2002: Brazilië pakt vijfde wereldtitel

In Parijs stond Ronaldo nog doodziek aan de aftrap, in Yokohama in Japan was O Fenomeno wel bij de les. Twee treffers voorbij Oliver Kahn bezorgden Brazilië een vijfde wereldtitel tegen Duitsland. Op weg naar die WK-zege werd in de achtste finale België opzij gezet.

2006: Brazilië – Frankrijk (kwartfinale)

Vier jaar later speelde de Seleçao een puike groepsfase: drie zeges en zeven doelpunten. Kroatië, Australië en Japan waren de tegenstanders. Dankzij de groepszege kreeg Brazilië in de achtste finale ‘slechts’ Ghana tegenover zich. Dat vormde geen probleem (3-0), maar tegen Frankrijk ging het in de kwartfinales opnieuw fout.

In de categorie ‘grootste dekfouten ooit op een wereldkampioenschap’ staat die van Brazilië in de betreffende partij hoog gerangschikt. Op een vrijschop werd Thierry Henry moederziel alleen vrijgelaten aan de tweede paal, met alle gevolgen vandien. Frankrijk door – ook naar de finale – maar daarin won Italië na strafschoppen.

2010: Brazilië – Nederland (kwartfinale)

Brazilië doorstond ook in Zuid-Afrika vrij eenvoudig de groepsfase. In de achtste finale ging ook Chili (3-0) voor de bijl maar het WK-avontuur stopte tegen alle verwachtingen in tegen Nederland. In de kwartfinale bracht Robinho de recordkampioen wel op voorsprong, maar twee goals van Sneijder – waarvan één nota bene met het hoofd (weet u nog?) – beëindigde de WK-droom van bondscoach Dunga, die zestien jaar eerder als speler de wereldbeker omhoog hees. Die droom werd uiteindelijk werkelijkheid voor Spanje, dat in de finale in Kaapstad Nederland versloeg in de verlengingen.

2014: Brazilië – Duitsland (halve finale)

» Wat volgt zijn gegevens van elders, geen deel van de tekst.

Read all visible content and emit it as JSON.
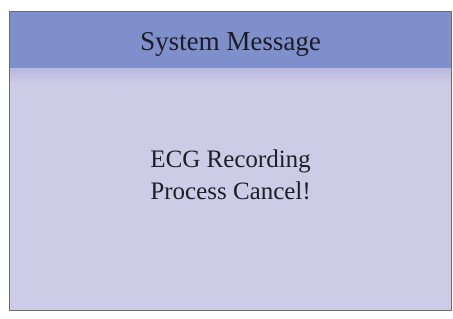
{
  "dialog": {
    "title": "System Message",
    "message_lines": [
      "ECG Recording",
      "Process Cancel!"
    ]
  },
  "colors": {
    "title_bar": "#7e8fcb",
    "body": "#cdcbe6",
    "text": "#1c1c24"
  }
}
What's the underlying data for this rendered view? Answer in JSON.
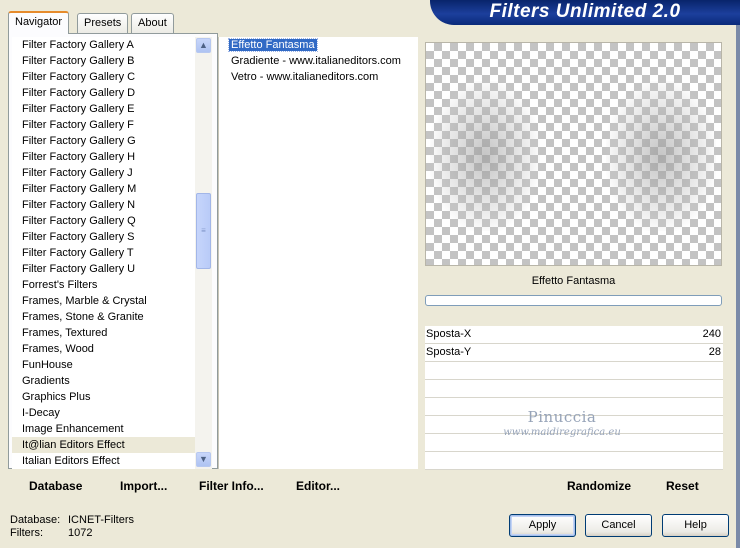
{
  "header": {
    "title": "Filters Unlimited 2.0"
  },
  "tabs": [
    {
      "label": "Navigator",
      "active": true
    },
    {
      "label": "Presets",
      "active": false
    },
    {
      "label": "About",
      "active": false
    }
  ],
  "categories": {
    "items": [
      "Filter Factory Gallery A",
      "Filter Factory Gallery B",
      "Filter Factory Gallery C",
      "Filter Factory Gallery D",
      "Filter Factory Gallery E",
      "Filter Factory Gallery F",
      "Filter Factory Gallery G",
      "Filter Factory Gallery H",
      "Filter Factory Gallery J",
      "Filter Factory Gallery M",
      "Filter Factory Gallery N",
      "Filter Factory Gallery Q",
      "Filter Factory Gallery S",
      "Filter Factory Gallery T",
      "Filter Factory Gallery U",
      "Forrest's Filters",
      "Frames, Marble & Crystal",
      "Frames, Stone & Granite",
      "Frames, Textured",
      "Frames, Wood",
      "FunHouse",
      "Gradients",
      "Graphics Plus",
      "I-Decay",
      "Image Enhancement",
      "It@lian Editors Effect",
      "Italian Editors Effect"
    ],
    "selected": "It@lian Editors Effect"
  },
  "filters": {
    "items": [
      "Effetto Fantasma",
      "Gradiente - www.italianeditors.com",
      "Vetro - www.italianeditors.com"
    ],
    "selected": "Effetto Fantasma"
  },
  "preview": {
    "filter_name": "Effetto Fantasma"
  },
  "params": [
    {
      "name": "Sposta-X",
      "value": "240"
    },
    {
      "name": "Sposta-Y",
      "value": "28"
    }
  ],
  "watermark": {
    "name": "Pinuccia",
    "site": "www.maidiregrafica.eu"
  },
  "toolbar": {
    "database": "Database",
    "import": "Import...",
    "filter_info": "Filter Info...",
    "editor": "Editor...",
    "randomize": "Randomize",
    "reset": "Reset"
  },
  "status": {
    "database_label": "Database:",
    "database_value": "ICNET-Filters",
    "filters_label": "Filters:",
    "filters_value": "1072"
  },
  "buttons": {
    "apply": "Apply",
    "cancel": "Cancel",
    "help": "Help"
  },
  "colors": {
    "banner": "#08246b",
    "selection": "#316ac5",
    "tab_accent": "#e68b2c"
  }
}
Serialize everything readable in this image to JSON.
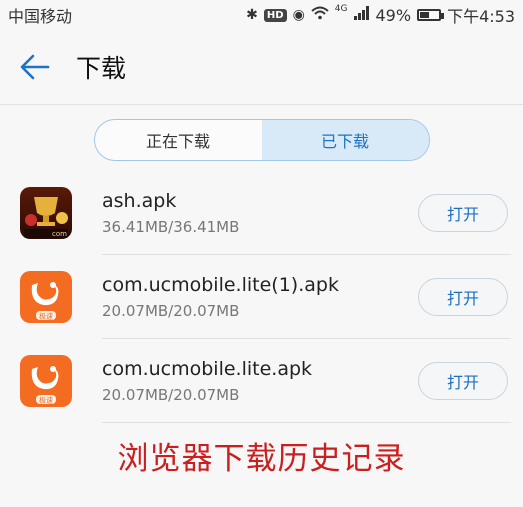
{
  "status_bar": {
    "carrier": "中国移动",
    "hd_badge": "HD",
    "network_tag": "4G",
    "battery": "49%",
    "battery_level": 0.49,
    "time": "下午4:53"
  },
  "app_bar": {
    "title": "下载"
  },
  "tabs": [
    {
      "label": "正在下载",
      "active": false
    },
    {
      "label": "已下载",
      "active": true
    }
  ],
  "downloads": [
    {
      "name": "ash.apk",
      "size": "36.41MB/36.41MB",
      "icon": "game-app-icon",
      "icon_text": "com",
      "action": "打开"
    },
    {
      "name": "com.ucmobile.lite(1).apk",
      "size": "20.07MB/20.07MB",
      "icon": "uc-browser-icon",
      "icon_text": "极速",
      "action": "打开"
    },
    {
      "name": "com.ucmobile.lite.apk",
      "size": "20.07MB/20.07MB",
      "icon": "uc-browser-icon",
      "icon_text": "极速",
      "action": "打开"
    }
  ],
  "caption": "浏览器下载历史记录",
  "colors": {
    "accent": "#1d73c9",
    "caption_red": "#cc1e1e",
    "uc_orange": "#f36c21"
  }
}
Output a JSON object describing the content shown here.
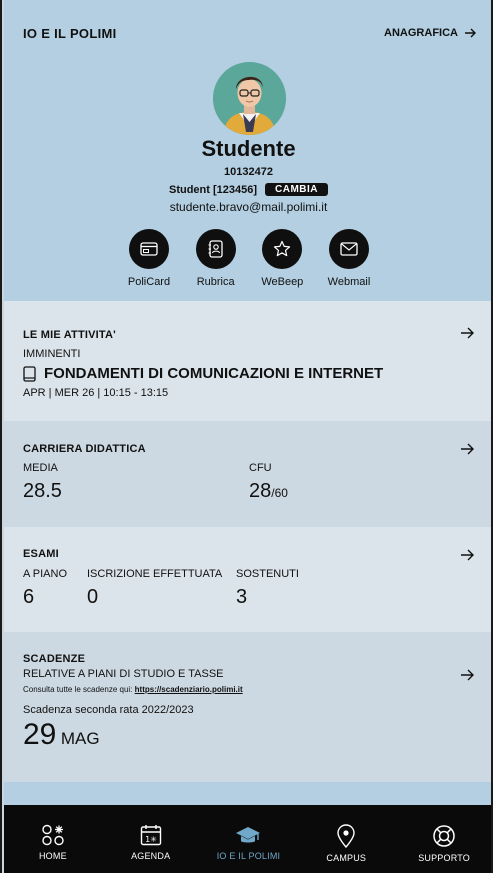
{
  "header": {
    "title": "IO E IL POLIMI",
    "link_label": "ANAGRAFICA"
  },
  "profile": {
    "name": "Studente",
    "matricola": "10132472",
    "role": "Student [123456]",
    "switch_label": "CAMBIA",
    "email": "studente.bravo@mail.polimi.it"
  },
  "shortcuts": [
    {
      "label": "PoliCard",
      "icon": "card-icon"
    },
    {
      "label": "Rubrica",
      "icon": "address-book-icon"
    },
    {
      "label": "WeBeep",
      "icon": "star-icon"
    },
    {
      "label": "Webmail",
      "icon": "mail-icon"
    }
  ],
  "activities": {
    "title": "LE MIE ATTIVITA'",
    "subtitle": "IMMINENTI",
    "course": "FONDAMENTI DI COMUNICAZIONI E INTERNET",
    "schedule": "APR | MER 26 | 10:15 - 13:15"
  },
  "career": {
    "title": "CARRIERA DIDATTICA",
    "media_label": "MEDIA",
    "media_value": "28.5",
    "cfu_label": "CFU",
    "cfu_value": "28",
    "cfu_total": "/60"
  },
  "exams": {
    "title": "ESAMI",
    "planned_label": "A PIANO",
    "planned_value": "6",
    "enrolled_label": "ISCRIZIONE EFFETTUATA",
    "enrolled_value": "0",
    "passed_label": "SOSTENUTI",
    "passed_value": "3"
  },
  "deadlines": {
    "title": "SCADENZE",
    "subtitle": "RELATIVE A PIANI DI STUDIO E TASSE",
    "note": "Consulta tutte le scadenze qui:",
    "link": "https://scadenziario.polimi.it",
    "item": "Scadenza seconda rata 2022/2023",
    "day": "29",
    "month": "MAG"
  },
  "tabs": [
    {
      "label": "HOME",
      "icon": "home-grid-icon",
      "active": false
    },
    {
      "label": "AGENDA",
      "icon": "calendar-icon",
      "active": false
    },
    {
      "label": "IO E IL POLIMI",
      "icon": "graduation-cap-icon",
      "active": true
    },
    {
      "label": "CAMPUS",
      "icon": "map-pin-icon",
      "active": false
    },
    {
      "label": "SUPPORTO",
      "icon": "lifebuoy-icon",
      "active": false
    }
  ],
  "colors": {
    "header_bg": "#b3cfe1",
    "card_light": "#dbe4eb",
    "card_dark": "#cdd9e2",
    "tabbar_bg": "#0a0a0a",
    "active_tab": "#6fa8c8"
  }
}
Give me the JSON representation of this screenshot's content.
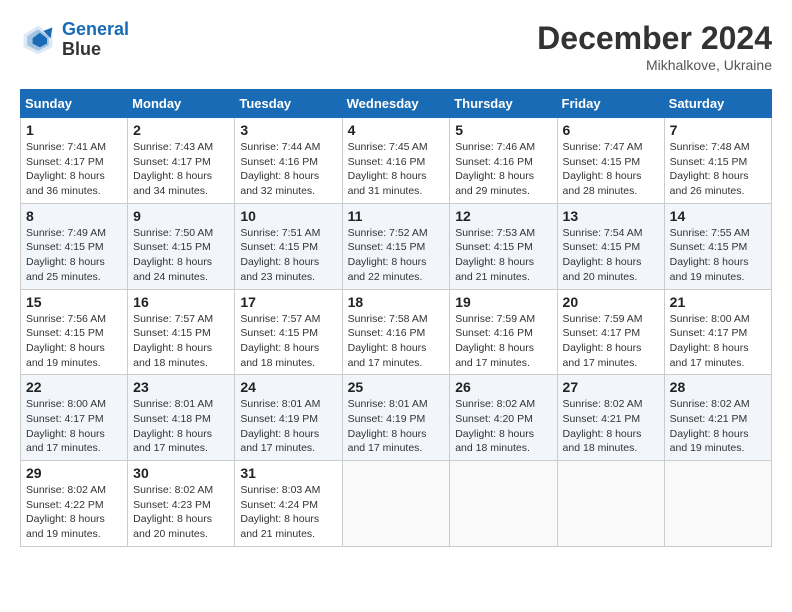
{
  "header": {
    "logo_line1": "General",
    "logo_line2": "Blue",
    "month_title": "December 2024",
    "subtitle": "Mikhalkove, Ukraine"
  },
  "weekdays": [
    "Sunday",
    "Monday",
    "Tuesday",
    "Wednesday",
    "Thursday",
    "Friday",
    "Saturday"
  ],
  "weeks": [
    [
      {
        "day": "1",
        "sunrise": "7:41 AM",
        "sunset": "4:17 PM",
        "daylight": "8 hours and 36 minutes."
      },
      {
        "day": "2",
        "sunrise": "7:43 AM",
        "sunset": "4:17 PM",
        "daylight": "8 hours and 34 minutes."
      },
      {
        "day": "3",
        "sunrise": "7:44 AM",
        "sunset": "4:16 PM",
        "daylight": "8 hours and 32 minutes."
      },
      {
        "day": "4",
        "sunrise": "7:45 AM",
        "sunset": "4:16 PM",
        "daylight": "8 hours and 31 minutes."
      },
      {
        "day": "5",
        "sunrise": "7:46 AM",
        "sunset": "4:16 PM",
        "daylight": "8 hours and 29 minutes."
      },
      {
        "day": "6",
        "sunrise": "7:47 AM",
        "sunset": "4:15 PM",
        "daylight": "8 hours and 28 minutes."
      },
      {
        "day": "7",
        "sunrise": "7:48 AM",
        "sunset": "4:15 PM",
        "daylight": "8 hours and 26 minutes."
      }
    ],
    [
      {
        "day": "8",
        "sunrise": "7:49 AM",
        "sunset": "4:15 PM",
        "daylight": "8 hours and 25 minutes."
      },
      {
        "day": "9",
        "sunrise": "7:50 AM",
        "sunset": "4:15 PM",
        "daylight": "8 hours and 24 minutes."
      },
      {
        "day": "10",
        "sunrise": "7:51 AM",
        "sunset": "4:15 PM",
        "daylight": "8 hours and 23 minutes."
      },
      {
        "day": "11",
        "sunrise": "7:52 AM",
        "sunset": "4:15 PM",
        "daylight": "8 hours and 22 minutes."
      },
      {
        "day": "12",
        "sunrise": "7:53 AM",
        "sunset": "4:15 PM",
        "daylight": "8 hours and 21 minutes."
      },
      {
        "day": "13",
        "sunrise": "7:54 AM",
        "sunset": "4:15 PM",
        "daylight": "8 hours and 20 minutes."
      },
      {
        "day": "14",
        "sunrise": "7:55 AM",
        "sunset": "4:15 PM",
        "daylight": "8 hours and 19 minutes."
      }
    ],
    [
      {
        "day": "15",
        "sunrise": "7:56 AM",
        "sunset": "4:15 PM",
        "daylight": "8 hours and 19 minutes."
      },
      {
        "day": "16",
        "sunrise": "7:57 AM",
        "sunset": "4:15 PM",
        "daylight": "8 hours and 18 minutes."
      },
      {
        "day": "17",
        "sunrise": "7:57 AM",
        "sunset": "4:15 PM",
        "daylight": "8 hours and 18 minutes."
      },
      {
        "day": "18",
        "sunrise": "7:58 AM",
        "sunset": "4:16 PM",
        "daylight": "8 hours and 17 minutes."
      },
      {
        "day": "19",
        "sunrise": "7:59 AM",
        "sunset": "4:16 PM",
        "daylight": "8 hours and 17 minutes."
      },
      {
        "day": "20",
        "sunrise": "7:59 AM",
        "sunset": "4:17 PM",
        "daylight": "8 hours and 17 minutes."
      },
      {
        "day": "21",
        "sunrise": "8:00 AM",
        "sunset": "4:17 PM",
        "daylight": "8 hours and 17 minutes."
      }
    ],
    [
      {
        "day": "22",
        "sunrise": "8:00 AM",
        "sunset": "4:17 PM",
        "daylight": "8 hours and 17 minutes."
      },
      {
        "day": "23",
        "sunrise": "8:01 AM",
        "sunset": "4:18 PM",
        "daylight": "8 hours and 17 minutes."
      },
      {
        "day": "24",
        "sunrise": "8:01 AM",
        "sunset": "4:19 PM",
        "daylight": "8 hours and 17 minutes."
      },
      {
        "day": "25",
        "sunrise": "8:01 AM",
        "sunset": "4:19 PM",
        "daylight": "8 hours and 17 minutes."
      },
      {
        "day": "26",
        "sunrise": "8:02 AM",
        "sunset": "4:20 PM",
        "daylight": "8 hours and 18 minutes."
      },
      {
        "day": "27",
        "sunrise": "8:02 AM",
        "sunset": "4:21 PM",
        "daylight": "8 hours and 18 minutes."
      },
      {
        "day": "28",
        "sunrise": "8:02 AM",
        "sunset": "4:21 PM",
        "daylight": "8 hours and 19 minutes."
      }
    ],
    [
      {
        "day": "29",
        "sunrise": "8:02 AM",
        "sunset": "4:22 PM",
        "daylight": "8 hours and 19 minutes."
      },
      {
        "day": "30",
        "sunrise": "8:02 AM",
        "sunset": "4:23 PM",
        "daylight": "8 hours and 20 minutes."
      },
      {
        "day": "31",
        "sunrise": "8:03 AM",
        "sunset": "4:24 PM",
        "daylight": "8 hours and 21 minutes."
      },
      null,
      null,
      null,
      null
    ]
  ]
}
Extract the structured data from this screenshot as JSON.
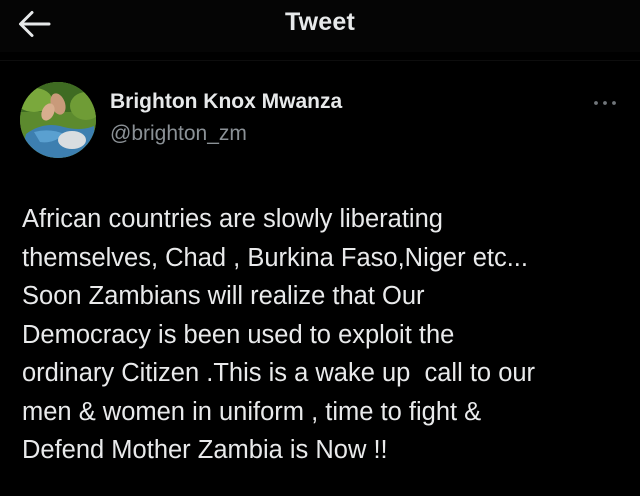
{
  "header": {
    "title": "Tweet",
    "back_icon": "arrow-left-icon"
  },
  "author": {
    "name": "Brighton Knox Mwanza",
    "handle": "@brighton_zm",
    "avatar_icon": "profile-photo"
  },
  "more_icon": "more-dots-icon",
  "tweet": {
    "lines": [
      "African countries are slowly liberating",
      "themselves, Chad , Burkina Faso,Niger etc...",
      "Soon Zambians will realize that Our",
      "Democracy is been used to exploit the",
      "ordinary Citizen .This is a wake up  call to our",
      "men & women in uniform , time to fight &",
      "Defend Mother Zambia is Now !!"
    ]
  },
  "colors": {
    "background": "#000000",
    "text_primary": "#e7e9ea",
    "text_secondary": "#8b9196"
  }
}
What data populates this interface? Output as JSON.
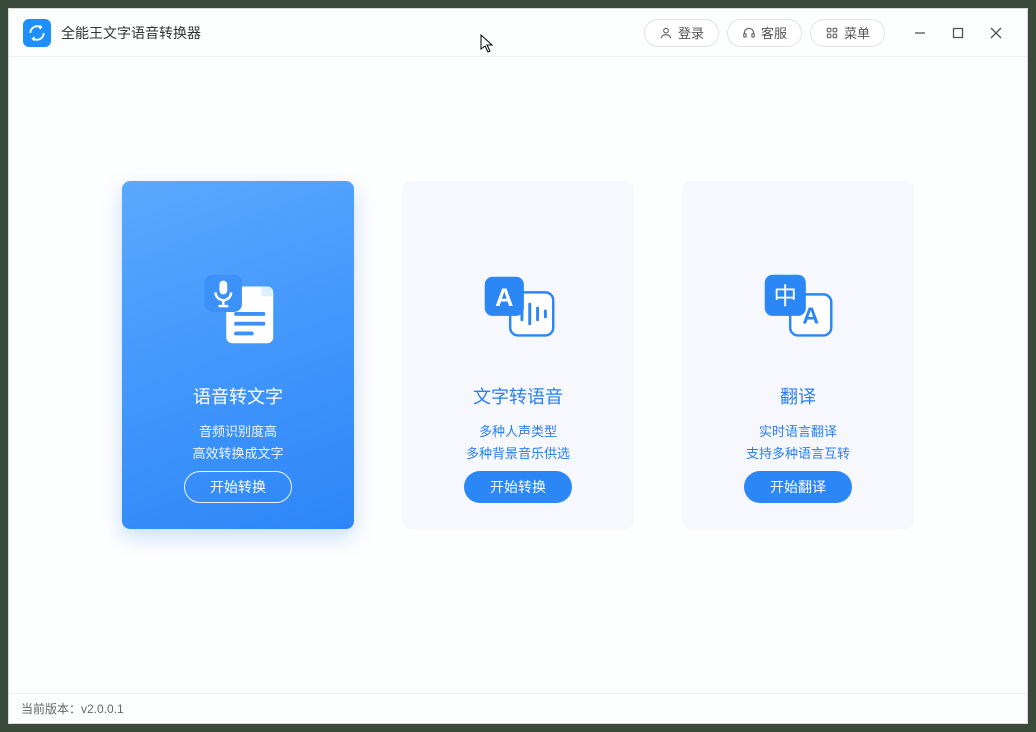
{
  "app": {
    "title": "全能王文字语音转换器"
  },
  "header": {
    "login": "登录",
    "support": "客服",
    "menu": "菜单"
  },
  "cards": [
    {
      "title": "语音转文字",
      "desc1": "音频识别度高",
      "desc2": "高效转换成文字",
      "button": "开始转换"
    },
    {
      "title": "文字转语音",
      "desc1": "多种人声类型",
      "desc2": "多种背景音乐供选",
      "button": "开始转换"
    },
    {
      "title": "翻译",
      "desc1": "实时语言翻译",
      "desc2": "支持多种语言互转",
      "button": "开始翻译"
    }
  ],
  "status": {
    "version_label": "当前版本：",
    "version": "v2.0.0.1"
  }
}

Thomas Müller. Miroslav Klose. Toni Kroos. Sami Khedira. André Schürrle. Allevijf stonden ze op het scorebord in de halve finale van het WK 2014. Nooit eerder leed Brazilië een zwaardere nederlaag. 1-7 werd het en nota bene nog in eigen land ook. En zoals de statistiek het voorschrijft, werden de Duitsers wereldkampioen. Brazilië moest genoegen nemen met plek vier.